La Corée du Sud résiste à la tempête qui bouscule les pays émergents

Le won est repassé au-dessus de ses niveaux de mai contre dollar, alors que l’économie recommence à enregistrer des entrées nettes de capitaux
Patrick Aussannaire

La Corée du Sud tire son épingle du jeu dans la crise que traversent les pays d’Asie. Le won sud-coréen s’est une nouvelle fois apprécié hier de 0,2% pour dépasser ses niveaux d’avant le 22 mai, et même atteindre un plus haut depuis le 28 février contre dollar. Le rebond a cependant été limité par des rumeurs d’intervention de la banque centrale (BoK) sur le marché des changes pour limiter la hausse de la valeur de la devise, faisant ainsi chuter la volatilité implicite à un mois du taux de change de 25 points de base (pb), à 7,45%. Après avoir perdu 6,5% de sa valeur entre début mai et fin juin sur fond d’anticipations du ralentissement des rachats d’actifs de la Fed, le won s’est repris depuis de 7% pour atteindre 1.084,91.

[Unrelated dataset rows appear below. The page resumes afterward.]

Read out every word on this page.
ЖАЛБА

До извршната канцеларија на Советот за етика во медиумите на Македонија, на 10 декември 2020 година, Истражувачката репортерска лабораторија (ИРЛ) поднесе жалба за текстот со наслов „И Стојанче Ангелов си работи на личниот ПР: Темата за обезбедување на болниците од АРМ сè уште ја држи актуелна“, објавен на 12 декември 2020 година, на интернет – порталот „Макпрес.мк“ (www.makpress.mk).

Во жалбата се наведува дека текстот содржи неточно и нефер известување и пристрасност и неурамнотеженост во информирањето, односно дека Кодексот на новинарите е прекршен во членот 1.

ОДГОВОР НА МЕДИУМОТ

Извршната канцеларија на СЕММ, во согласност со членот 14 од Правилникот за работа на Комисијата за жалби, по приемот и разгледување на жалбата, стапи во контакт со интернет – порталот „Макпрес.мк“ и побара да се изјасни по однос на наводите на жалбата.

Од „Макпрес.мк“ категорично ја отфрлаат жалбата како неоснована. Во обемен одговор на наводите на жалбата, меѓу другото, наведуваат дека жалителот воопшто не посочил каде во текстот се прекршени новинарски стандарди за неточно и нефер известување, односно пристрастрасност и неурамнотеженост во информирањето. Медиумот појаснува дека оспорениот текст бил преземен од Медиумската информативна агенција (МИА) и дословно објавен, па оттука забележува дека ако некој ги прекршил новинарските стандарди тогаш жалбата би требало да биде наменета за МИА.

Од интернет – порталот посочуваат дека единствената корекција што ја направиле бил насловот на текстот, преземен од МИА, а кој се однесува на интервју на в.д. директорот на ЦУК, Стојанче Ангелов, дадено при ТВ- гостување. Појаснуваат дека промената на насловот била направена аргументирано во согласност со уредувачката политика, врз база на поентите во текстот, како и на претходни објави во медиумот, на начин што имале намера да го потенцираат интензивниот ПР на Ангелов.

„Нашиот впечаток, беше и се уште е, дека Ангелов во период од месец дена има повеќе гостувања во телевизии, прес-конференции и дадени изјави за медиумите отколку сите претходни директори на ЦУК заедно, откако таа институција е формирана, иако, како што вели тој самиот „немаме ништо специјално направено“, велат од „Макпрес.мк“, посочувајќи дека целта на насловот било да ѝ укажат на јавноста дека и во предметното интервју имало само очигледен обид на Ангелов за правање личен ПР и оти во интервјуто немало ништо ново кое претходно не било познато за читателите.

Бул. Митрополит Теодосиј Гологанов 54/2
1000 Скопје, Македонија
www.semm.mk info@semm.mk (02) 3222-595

L’appréciation de la devise n’a cependant pas empêché la hausse des exportations d’accélérer à un rythme de 7,7% sur un an en août, après une hausse de 2,6% en juillet. Or, le commerce extérieur pèse à hauteur de 50% dans le PIB sud-coréen. Malgré une inflation contenue à 1,3%, la croissance devrait atteindre 2,8% cette année et 4% en 2014. Signe de la confiance des investisseurs par rapport à nombre de pays asiatiques: l’économie sud-coréenne, classée selon les indices dans les pays développés ou émergents, a enregistré des entrées nettes de capitaux de 4,67 milliards de dollars sur les seules deux dernières semaines.

Dans ce contexte, la BoK a pu maintenir hier ses taux directeurs inchangés à 2,5% pour soutenir l’activité. La présidente Park Geun Hye a lancé un plan de relance budgétaire de 17.300 milliards de wons (12 milliards d’euros) en mai, le même mois qui a vu la BoK baisser ses taux avant de maintenir le statu quo.

Dans le même temps, la banque centrale indonésienne a encore dû procéder hier à une hausse surprise d’un quart de point de ses taux, la deuxième en deux semaines, pour les porter à 7,25% et ainsi tenter de freiner la chute de la roupie, qui a cédé 17% face au dollar depuis mai. Les réserves de change de Djakarta ont fondu à 93 milliards de dollars, un plus bas depuis octobre 2010, du fait des interventions répétées des autorités indonésiennes pour défendre la roupie, et les sorties nettes de capitaux se montent à 1,3 milliard sur les sept derniers mois. La chute de la roupie n’a pas permis d’endiguer l’hémorragie du déficit extérieur indonésien, qui a atteint un record de 2,3 milliards de dollars en juillet, et s’accompagne d’un déficit courant abyssal de 9,8 milliards.